プロローグ
〈異転災〉そう、後に呼ばれる日、人々は平和な休日を過ごしていた。
ある人は、友人とファーストフード店でダベり、ある人は、家族サービスに努め、また、ある人は、日頃の疲れを癒すため、と自分に言い訳してベッドで寝ていた。
それは、何時始まったのかも気付かれぬまま、一部の人以外は、何時終わったのかも理解されないまま、確かに世界は転じた。

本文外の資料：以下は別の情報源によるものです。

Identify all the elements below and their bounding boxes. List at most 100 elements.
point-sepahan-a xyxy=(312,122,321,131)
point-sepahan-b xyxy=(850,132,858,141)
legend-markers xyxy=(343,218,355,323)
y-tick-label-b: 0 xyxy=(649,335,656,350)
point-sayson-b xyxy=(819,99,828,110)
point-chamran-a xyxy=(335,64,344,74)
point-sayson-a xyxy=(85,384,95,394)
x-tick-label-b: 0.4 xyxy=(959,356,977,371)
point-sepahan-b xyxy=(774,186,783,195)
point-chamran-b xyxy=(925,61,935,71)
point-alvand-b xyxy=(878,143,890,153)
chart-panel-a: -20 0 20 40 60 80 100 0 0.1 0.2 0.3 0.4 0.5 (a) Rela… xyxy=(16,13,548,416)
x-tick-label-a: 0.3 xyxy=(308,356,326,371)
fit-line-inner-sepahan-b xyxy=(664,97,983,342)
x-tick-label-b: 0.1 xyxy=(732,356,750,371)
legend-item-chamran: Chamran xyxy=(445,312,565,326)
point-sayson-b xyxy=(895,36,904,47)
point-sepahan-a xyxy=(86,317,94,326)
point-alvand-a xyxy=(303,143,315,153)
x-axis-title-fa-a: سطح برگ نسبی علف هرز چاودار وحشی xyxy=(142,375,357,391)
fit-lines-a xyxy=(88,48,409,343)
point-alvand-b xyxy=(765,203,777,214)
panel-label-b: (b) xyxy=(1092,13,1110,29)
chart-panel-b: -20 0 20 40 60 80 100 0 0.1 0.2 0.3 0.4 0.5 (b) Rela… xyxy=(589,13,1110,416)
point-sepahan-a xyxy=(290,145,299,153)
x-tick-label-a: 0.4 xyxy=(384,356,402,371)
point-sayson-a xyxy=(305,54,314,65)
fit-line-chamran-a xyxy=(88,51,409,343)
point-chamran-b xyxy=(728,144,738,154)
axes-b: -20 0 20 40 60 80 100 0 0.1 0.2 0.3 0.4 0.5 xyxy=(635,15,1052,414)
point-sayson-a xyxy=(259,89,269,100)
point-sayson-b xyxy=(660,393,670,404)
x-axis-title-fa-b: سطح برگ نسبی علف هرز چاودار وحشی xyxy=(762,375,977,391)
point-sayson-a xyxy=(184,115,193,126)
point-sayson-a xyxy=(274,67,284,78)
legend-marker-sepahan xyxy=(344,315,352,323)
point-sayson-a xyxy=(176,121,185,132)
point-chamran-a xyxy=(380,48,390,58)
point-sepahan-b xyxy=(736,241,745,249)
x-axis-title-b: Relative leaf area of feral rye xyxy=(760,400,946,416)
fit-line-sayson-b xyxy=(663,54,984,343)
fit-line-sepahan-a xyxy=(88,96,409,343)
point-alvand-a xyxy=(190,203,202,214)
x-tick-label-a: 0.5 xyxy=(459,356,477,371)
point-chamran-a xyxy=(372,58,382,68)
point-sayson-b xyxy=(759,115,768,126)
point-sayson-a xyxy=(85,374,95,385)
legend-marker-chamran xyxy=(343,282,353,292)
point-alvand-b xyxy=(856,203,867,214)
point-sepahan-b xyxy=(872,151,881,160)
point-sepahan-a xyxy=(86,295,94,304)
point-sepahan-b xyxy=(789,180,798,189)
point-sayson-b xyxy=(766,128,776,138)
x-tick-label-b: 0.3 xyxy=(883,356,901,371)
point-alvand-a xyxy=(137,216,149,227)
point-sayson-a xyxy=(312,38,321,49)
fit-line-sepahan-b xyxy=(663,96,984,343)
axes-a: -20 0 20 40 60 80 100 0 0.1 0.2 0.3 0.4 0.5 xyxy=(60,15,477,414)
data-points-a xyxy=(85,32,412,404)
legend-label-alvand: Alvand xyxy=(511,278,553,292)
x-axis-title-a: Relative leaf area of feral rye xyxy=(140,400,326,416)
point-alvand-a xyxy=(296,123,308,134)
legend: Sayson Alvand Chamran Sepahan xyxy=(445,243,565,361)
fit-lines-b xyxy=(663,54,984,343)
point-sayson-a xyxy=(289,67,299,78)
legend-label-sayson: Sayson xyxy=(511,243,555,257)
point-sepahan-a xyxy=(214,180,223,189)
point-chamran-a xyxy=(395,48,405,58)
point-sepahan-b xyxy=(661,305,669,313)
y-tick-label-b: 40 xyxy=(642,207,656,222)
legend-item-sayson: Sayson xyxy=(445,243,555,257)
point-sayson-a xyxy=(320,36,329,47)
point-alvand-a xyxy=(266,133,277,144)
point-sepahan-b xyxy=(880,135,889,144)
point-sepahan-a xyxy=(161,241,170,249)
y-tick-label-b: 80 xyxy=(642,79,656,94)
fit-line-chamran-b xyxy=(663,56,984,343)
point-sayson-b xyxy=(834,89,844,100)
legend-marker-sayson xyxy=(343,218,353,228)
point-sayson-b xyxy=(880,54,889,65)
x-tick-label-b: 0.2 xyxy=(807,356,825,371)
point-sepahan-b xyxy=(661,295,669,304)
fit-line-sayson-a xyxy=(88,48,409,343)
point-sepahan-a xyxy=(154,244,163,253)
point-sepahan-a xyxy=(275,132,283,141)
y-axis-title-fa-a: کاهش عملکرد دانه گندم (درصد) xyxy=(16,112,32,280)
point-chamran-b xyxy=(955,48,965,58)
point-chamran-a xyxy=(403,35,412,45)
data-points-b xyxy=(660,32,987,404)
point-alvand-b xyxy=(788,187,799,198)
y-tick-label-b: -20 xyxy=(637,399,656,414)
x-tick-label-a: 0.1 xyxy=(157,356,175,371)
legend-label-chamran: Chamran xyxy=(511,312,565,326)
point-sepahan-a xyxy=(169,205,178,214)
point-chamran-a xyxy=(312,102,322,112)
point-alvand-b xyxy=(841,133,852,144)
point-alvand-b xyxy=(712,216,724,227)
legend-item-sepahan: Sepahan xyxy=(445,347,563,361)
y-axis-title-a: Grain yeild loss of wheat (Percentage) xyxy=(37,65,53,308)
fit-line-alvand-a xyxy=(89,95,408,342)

念じるだけで、手から炎を出す者が現れ、獣のように地を駆ける者が現れたとき、人々は始めて気が付いた。転じてしまったこと、変わってしまったことに……。
「私達は、神に選ばれたのだ……」
と、ある人達はそう言った。ある人達は疑問を抱いた、
「人類は進化したのか?なぜ?どうして……」
そして、解き明かそうとした。
しかし、すべての人が能力を開花させたのではなく、むしろ、全人口の5分の1程度の限られた程度しか、能力は開花しなかった。ある地域では、能力者は排除されそうになり、また、ある地域では、能力者と非能力者との殺し合いが始まりそうになった。
ただ、実際には争いは起きなかった。いや、争う余裕など、全く無かった……。能力者も非能力者も生き残るのに、精一杯だった。
能力者の存在が確認されていたのと同時期、まるで、異世界ファンタジー小説から抜け出してきたかのような、異形のモノが世界各地で出現したのだ。能力者の出現が、公式に認められてから、わずかに2日後だった。これらのバケモノは、異転災以前から存在していた動植物を混ぜ合わせたかのような姿のため、〈変異種〉と名付けられた。
変異種は何故か人を襲い、生息地を拡大させた。それによって、既存の社会は国の枠組みが意味のないものになった。それは、日本も例外ではなく、一部都市、地域ごとに独立した自治区が形成され、独特な社会を構成した。